Licínio Pina, Presidente do Conselho de Administração Executivo do Crédito Agrícola, também referiu a questão do excesso de regulação: “Há um autêntico tsunami regulatório sobre a banca que a obriga a um investimento enorme para cumprir as exigências da autoridade bancária europeia, sem atender ao princípio da proporcionalidade”.

O líder da instituição financeira recordou que “Europa enferma de um problema: não é uma união de países, é um conjunto de países que têm a sua política energética, fiscal, social, que resultam em produtividades muito diferenciadas”.

Os bancos portugueses têm sofrido com isso, apesar de nem todos da mesma forma: “Há na Alemanha bancos regionais muito fortes. O Crédito Agrícola tem contribuído fortemente para a redução das assimetrias das economias locais e regionais. Os bancos com estas caraterísticas têm uma resiliência muito forte porque estão muito perto das pessoas, não são bancos tão expostos a uma economia mais universal”.

Menos cáustica, Francisca Guedes de Oliveira, professora na Faculdade de Economia e Gestão da Universidade Católica Portuguesa, ‘atirou’ alguma esperança sobre observatório, recordando que o novo posicionamento da administração democrata à frente da Casa Branca abre um novo ciclo de oportunidades para a Europa. “Com os Estados Unidos temos agora uma janela aberta, que facilita acordos com a Europa. A estes Estados Unidos interessa uma Europa forte”.

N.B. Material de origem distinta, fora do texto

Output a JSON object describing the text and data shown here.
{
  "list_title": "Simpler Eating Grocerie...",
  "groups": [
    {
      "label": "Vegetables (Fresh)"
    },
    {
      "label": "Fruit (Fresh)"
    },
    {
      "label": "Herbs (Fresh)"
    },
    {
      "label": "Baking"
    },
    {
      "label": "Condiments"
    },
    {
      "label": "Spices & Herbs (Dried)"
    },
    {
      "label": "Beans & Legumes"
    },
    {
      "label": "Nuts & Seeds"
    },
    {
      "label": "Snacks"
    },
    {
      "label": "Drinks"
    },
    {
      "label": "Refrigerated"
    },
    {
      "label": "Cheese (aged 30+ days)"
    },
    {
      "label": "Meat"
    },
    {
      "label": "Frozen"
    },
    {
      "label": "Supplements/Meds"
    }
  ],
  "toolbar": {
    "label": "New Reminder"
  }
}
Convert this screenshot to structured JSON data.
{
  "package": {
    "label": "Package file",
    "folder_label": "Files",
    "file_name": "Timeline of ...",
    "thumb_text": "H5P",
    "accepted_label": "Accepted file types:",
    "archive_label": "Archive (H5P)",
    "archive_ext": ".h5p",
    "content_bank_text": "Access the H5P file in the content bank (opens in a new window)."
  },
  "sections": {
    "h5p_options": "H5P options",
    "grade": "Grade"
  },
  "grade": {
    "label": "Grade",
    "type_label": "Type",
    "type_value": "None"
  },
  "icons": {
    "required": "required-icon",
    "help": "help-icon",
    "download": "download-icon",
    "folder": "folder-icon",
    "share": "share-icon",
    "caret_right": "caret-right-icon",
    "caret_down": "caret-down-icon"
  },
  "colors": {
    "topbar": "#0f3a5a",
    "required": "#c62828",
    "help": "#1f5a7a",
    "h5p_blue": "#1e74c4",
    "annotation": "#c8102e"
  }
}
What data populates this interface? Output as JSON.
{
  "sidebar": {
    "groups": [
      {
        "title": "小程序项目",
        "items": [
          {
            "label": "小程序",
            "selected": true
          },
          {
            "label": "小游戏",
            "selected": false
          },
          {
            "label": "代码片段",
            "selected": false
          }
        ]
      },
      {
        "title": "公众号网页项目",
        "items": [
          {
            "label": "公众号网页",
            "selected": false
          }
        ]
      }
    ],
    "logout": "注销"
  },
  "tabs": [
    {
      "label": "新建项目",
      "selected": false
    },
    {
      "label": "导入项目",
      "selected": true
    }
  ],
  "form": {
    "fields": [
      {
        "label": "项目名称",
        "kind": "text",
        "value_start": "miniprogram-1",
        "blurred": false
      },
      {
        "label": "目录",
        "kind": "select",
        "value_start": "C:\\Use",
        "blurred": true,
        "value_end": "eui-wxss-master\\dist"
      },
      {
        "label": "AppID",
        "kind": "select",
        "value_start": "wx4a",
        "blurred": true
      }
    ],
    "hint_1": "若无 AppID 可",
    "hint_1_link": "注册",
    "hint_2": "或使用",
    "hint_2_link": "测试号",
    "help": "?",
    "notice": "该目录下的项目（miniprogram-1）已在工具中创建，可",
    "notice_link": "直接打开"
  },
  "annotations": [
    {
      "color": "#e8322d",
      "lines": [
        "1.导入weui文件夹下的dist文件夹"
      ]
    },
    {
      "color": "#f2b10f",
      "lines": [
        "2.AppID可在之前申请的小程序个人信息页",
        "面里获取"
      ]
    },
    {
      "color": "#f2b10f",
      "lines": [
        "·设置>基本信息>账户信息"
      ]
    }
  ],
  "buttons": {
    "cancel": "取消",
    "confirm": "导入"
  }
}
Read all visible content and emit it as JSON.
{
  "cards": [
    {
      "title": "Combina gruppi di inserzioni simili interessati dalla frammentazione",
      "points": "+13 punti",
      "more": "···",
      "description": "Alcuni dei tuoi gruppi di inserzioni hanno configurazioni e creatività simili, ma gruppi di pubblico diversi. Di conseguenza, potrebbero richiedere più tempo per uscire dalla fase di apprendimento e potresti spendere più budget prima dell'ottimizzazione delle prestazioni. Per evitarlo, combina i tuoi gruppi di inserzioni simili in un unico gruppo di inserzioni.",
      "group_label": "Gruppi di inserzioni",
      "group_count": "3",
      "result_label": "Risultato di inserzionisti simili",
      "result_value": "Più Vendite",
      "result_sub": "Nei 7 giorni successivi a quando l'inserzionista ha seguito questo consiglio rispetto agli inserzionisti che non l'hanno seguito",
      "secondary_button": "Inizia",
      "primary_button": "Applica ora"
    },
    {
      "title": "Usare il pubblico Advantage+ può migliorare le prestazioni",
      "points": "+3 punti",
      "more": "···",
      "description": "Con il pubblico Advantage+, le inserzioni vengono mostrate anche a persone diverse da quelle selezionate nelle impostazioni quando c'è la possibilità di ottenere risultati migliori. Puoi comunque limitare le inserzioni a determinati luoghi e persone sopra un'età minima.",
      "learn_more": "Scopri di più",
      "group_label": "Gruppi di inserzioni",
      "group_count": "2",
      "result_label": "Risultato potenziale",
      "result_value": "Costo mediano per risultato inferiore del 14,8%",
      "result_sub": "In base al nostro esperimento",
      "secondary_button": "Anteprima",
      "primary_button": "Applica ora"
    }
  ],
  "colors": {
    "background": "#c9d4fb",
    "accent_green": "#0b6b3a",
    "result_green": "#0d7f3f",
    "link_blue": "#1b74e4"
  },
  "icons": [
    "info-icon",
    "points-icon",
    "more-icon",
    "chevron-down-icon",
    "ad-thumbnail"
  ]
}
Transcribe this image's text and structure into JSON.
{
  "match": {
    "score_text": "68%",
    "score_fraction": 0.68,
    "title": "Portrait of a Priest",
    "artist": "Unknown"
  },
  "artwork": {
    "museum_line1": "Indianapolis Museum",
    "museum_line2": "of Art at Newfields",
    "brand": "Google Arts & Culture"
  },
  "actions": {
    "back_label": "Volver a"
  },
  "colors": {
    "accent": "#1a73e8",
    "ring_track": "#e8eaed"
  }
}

A docente debruçou-se ainda sobre uma matéria do maior interesse: “O Reino Unido tinha uma bengala [na administração Trump] que lhe permitiria ter uma postura mais impositiva e de menos negociação para com a Europa; com a nova administração abre-se a possibilidade de o Reino Unido ser mais aberto para com a Europa”.

Mas Francisca Guedes de Oliveira não deixou de levantar uma ‘linha vermelha’: A relação da Europa com a China não pode ser independente da relação com os Estados Unidos, tem de ser claro na Europa que tem que ter uma relação com a China sempre tendo presente a relação com os Estados Unidos”.